はじめに

病気の犬や猫などの伴侶動物から、医療上重要な薬剤耐性菌が牛や豚や鶏以上に高頻度に分離されることが報告されています1)。特に 2019 年の基質特異性拡張型βラクタマーゼ(ESBL)産生大腸菌を多く含むと考えられる第 3 世代セファロスポリン系薬であるセフォタキシム耐性大腸菌の分離率が、犬由来株では 26.4%、猫由来株で 26.6%であったのです。また、フルオロキノロン系薬では、犬由来株では 38.8%、猫由来株で 37.5%とさらに高い耐性率でした。このような薬剤耐性菌の選択圧として最も考えられるのは、小動物病院における抗菌薬の過剰使用にあると考えられます。以上のような状況を憂慮し、自らの小動物病院における抗菌薬を使用制限した結果、薬剤耐性菌の減少を確認したとする研究報告2)を紹介したいと思います。

実践したのは茨城県古河市で開業されている栗田吾郎獣医師になります。
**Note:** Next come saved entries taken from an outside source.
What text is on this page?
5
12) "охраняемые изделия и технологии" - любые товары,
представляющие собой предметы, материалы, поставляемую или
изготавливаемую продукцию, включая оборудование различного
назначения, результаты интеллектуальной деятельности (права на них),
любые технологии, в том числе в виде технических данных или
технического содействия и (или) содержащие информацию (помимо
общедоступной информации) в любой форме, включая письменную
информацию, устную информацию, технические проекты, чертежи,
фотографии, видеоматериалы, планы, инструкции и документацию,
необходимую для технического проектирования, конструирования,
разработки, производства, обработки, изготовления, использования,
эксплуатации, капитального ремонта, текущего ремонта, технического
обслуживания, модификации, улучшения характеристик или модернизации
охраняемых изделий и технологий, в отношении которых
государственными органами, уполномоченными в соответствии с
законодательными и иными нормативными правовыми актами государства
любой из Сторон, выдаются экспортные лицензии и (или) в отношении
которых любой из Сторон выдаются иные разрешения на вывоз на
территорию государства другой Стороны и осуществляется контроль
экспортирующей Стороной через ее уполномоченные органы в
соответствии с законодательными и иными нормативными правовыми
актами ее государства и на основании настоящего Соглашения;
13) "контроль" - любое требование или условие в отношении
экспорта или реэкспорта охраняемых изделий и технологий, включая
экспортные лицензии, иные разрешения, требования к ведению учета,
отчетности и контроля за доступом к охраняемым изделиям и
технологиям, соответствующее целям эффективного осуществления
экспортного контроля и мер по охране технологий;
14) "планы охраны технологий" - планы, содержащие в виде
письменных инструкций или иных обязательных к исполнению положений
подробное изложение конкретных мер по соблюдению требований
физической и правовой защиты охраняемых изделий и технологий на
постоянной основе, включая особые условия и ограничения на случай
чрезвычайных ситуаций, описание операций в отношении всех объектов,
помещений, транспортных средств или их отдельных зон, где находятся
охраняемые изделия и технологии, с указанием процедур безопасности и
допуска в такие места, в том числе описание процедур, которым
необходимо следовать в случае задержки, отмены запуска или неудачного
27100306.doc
栗田先生は 2014 年に第 3 世代セファロスポリン系薬の使用量が動物あたり 13.5 mg(6.8%)でフルオロキノロン系薬では 1.6 mg(0.8%)であったものを、2016 年から抗菌薬の使用制限を導入し、2018 年には前者が 0.2 mg(0.1%)、後者が 0.1 mg(0.0%)に削減しました(図1)

このとき、犬の膿皮症からしばしば分離されるStaphylococcus intermedius group(SIG)のメチシリン耐性株の感受性に対する割合は 2015 年の 41.5%から 2018 年の 9.3%に減じ、ESBL産生大腸菌株の非産生株に対する割合は 2015 年の 29.5%から 2018 年の 9.5%に減じることに成功しました(図2)

このとき、SIGに対するβラクタム系薬とβラクタマーゼ阻害薬の合剤、エリスロマイシン、キノロン系薬の感受性株の分離頻度が高まりました。また、ESBL産生大腸菌では、ペニシリン系薬、ゲンタマイシン、ミノサイクリン、フルオロキノロン系薬の感受性株の分離頻度を高めました。したがって、広域スペクトルの第二次選択薬の使用を制限することにより、第二次選択薬の感受性を高めただけでなく、使用可能な第一次選択薬を増やしたことになります。